Bien qu'elle offre des avantages appréciables, la médiation n’est pas retenue aussi souvent qu’elle le devrait à la suite d’une allégation de harcèlement. Voici la présentation de ce mécanisme alternatif de règlement souvent mis de côté.
24 mai 2023
Marie-Josée Douville, CRHA, ECH, Médiatrice accréditée | Marie-Michèle Dugas, MBA, CRHA, Médiatrice accréditée

À la suite d’une allégation de harcèlement, la médiation devrait occuper une place prépondérante lorsque vient le temps de choisir le mécanisme alternatif de règlement le plus approprié. Pourtant, ce mécanisme n’est pas retenu aussi souvent qu’il le devrait, même s’il offre des avantages appréciables.

C’est avant tout avec la préoccupation de donner matière à réflexion sur l’étendue des bienfaits qui découlent de la médiation et de contribuer à déstigmatiser ce puissant processus réparateur que nous avons uni notre expertise dans le domaine de la médiation.

Pourquoi les parties hésitent-elles encore à s’engager dans un processus de médiation?

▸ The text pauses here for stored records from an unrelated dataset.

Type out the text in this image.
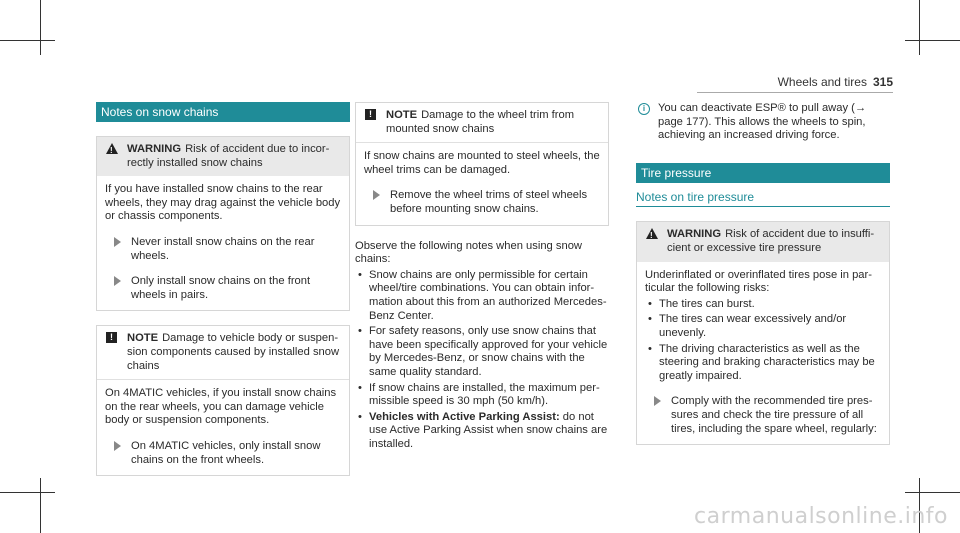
Wheels and tires 315
Notes on snow chains
!
WARNING Risk of accident due to incorrectly installed snow chains
If you have installed snow chains to the rear wheels, they may drag against the vehicle body or chassis components.
Never install snow chains on the rear wheels.
Only install snow chains on the front wheels in pairs.
!	NOTE Damage to vehicle body or suspension components caused by installed snow chains
On 4MATIC vehicles, if you install snow chains on the rear wheels, you can damage vehicle body or suspension components.
On 4MATIC vehicles, only install snow chains on the front wheels.
!	NOTE Damage to the wheel trim from mounted snow chains
If snow chains are mounted to steel wheels, the wheel trims can be damaged.
Remove the wheel trims of steel wheels before mounting snow chains.
Observe the following notes when using snow chains:
• Snow chains are only permissible for certain wheel/tire combinations. You can obtain information about this from an authorized Mercedes-Benz Center.
• For safety reasons, only use snow chains that have been specifically approved for your vehicle by Mercedes-Benz, or snow chains with the same quality standard.
• If snow chains are installed, the maximum permissible speed is 30 mph (50 km/h).
• Vehicles with Active Parking Assist: do not use Active Parking Assist when snow chains are installed.
i	You can deactivate ESP® to pull away (→ page 177). This allows the wheels to spin, achieving an increased driving force.
Tire pressure
Notes on tire pressure
!
WARNING Risk of accident due to insufficient or excessive tire pressure
Underinflated or overinflated tires pose in particular the following risks:
• The tires can burst.
• The tires can wear excessively and/or unevenly.
• The driving characteristics as well as the steering and braking characteristics may be greatly impaired.
Comply with the recommended tire pressures and check the tire pressure of all tires, including the spare wheel, regularly:
carmanualsonline.info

La médiation « vise à définir l’intervention d’un tiers pour faciliter la circulation d’informations, éclaircir ou rétablir des relations. » Attrayant, non? Voyons pourquoi les parties ne retiennent pas plus fréquemment la médiation comme moyen pour résoudre leur problème et la refusent même parfois catégoriquement.

  • Utilisation de mécanismes usuels

    Les processus formels comme la plainte, l’enquête, les griefs et les recours juridiques font partie intégrante de notre système social depuis très longtemps. Il n’est pas anormal que, par défaut, les parties se tournent vers les options qu’elles connaissent le mieux. La responsabilité de leur faire connaître l’éventail des avantages de chacun des mécanismes de règlement relève de la compétence des personnes désignées pour gérer un conflit dans une organisation.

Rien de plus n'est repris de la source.